Nella conversazione con De Maria, Cecconello ha toccato tanti altri argomenti, tratteggiando care figure che furono amiche a lui e a Gilardino, come ad esempio la critica d’arte Laura Sereno, detta “Mimì” ed i pittori Enzo Gazzone e Francesco Leale. “Quest’ultimo – ha ricordato – scrivendo di una delle mie prime mostre a Palazzo Centori, in cui avevo esposto anche un quadro con i i fiori del parco della Burcina di Biella, scrisse su L’Amico del Popolo che molti pittori vercellesi dovrebbero imparare come si dipinge la Burcina dal giovane Cecconello “. Tra gli altri personaggi trattati nell’intervista anche Maurizio Corgnati e il creatore della Mostra Nazionale di pittura di Santhià Mario Pistono.

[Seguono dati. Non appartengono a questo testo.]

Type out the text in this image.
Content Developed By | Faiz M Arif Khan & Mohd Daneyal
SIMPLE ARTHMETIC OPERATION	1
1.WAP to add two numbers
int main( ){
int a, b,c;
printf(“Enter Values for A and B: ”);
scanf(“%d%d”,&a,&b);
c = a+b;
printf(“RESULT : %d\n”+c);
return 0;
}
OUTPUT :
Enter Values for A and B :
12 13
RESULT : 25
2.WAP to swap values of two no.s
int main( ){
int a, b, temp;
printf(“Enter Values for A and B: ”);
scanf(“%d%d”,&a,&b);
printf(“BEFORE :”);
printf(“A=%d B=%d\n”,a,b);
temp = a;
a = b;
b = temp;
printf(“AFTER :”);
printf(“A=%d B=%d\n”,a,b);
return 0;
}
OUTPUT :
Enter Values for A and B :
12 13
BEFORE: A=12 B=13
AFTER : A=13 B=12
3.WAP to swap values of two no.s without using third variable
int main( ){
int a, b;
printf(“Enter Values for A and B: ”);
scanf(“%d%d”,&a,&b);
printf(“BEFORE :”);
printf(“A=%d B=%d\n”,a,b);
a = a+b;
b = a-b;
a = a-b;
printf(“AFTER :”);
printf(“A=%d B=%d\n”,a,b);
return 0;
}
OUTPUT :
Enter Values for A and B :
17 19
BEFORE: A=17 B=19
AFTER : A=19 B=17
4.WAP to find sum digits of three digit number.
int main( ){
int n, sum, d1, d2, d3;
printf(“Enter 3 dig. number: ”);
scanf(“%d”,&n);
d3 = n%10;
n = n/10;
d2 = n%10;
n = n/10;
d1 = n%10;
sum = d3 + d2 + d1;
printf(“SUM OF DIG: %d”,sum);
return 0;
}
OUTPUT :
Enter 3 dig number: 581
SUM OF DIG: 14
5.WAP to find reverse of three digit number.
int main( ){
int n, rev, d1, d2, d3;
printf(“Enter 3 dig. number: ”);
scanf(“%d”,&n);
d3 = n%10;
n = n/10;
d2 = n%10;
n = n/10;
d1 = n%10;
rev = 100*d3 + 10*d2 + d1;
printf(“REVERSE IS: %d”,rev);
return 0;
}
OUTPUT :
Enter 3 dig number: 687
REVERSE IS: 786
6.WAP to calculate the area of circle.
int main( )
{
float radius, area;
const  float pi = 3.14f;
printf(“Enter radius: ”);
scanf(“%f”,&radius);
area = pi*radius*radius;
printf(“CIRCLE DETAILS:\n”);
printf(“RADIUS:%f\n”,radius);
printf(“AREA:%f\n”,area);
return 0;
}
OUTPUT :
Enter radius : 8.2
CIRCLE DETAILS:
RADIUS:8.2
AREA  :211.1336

E poi naturalmente tanti ricordi e tanta commozioni su quella soffitta di via Gallardi in cui i quindicenni Angelo Gilardino e Gastone Cecconello incominciarono a scambiarsi le prime impressioni sulla chitarra e sulla pittura.

Al termine dell’intervista, il presidente dell’Associazione “Angelo Gilardino” Marco de Santi ha consegnato a Cecconello una targa in ricordo dell’iniziativa.

La Mostra “L’amicizia di una vita” resterà aperta fino al 31 marzo.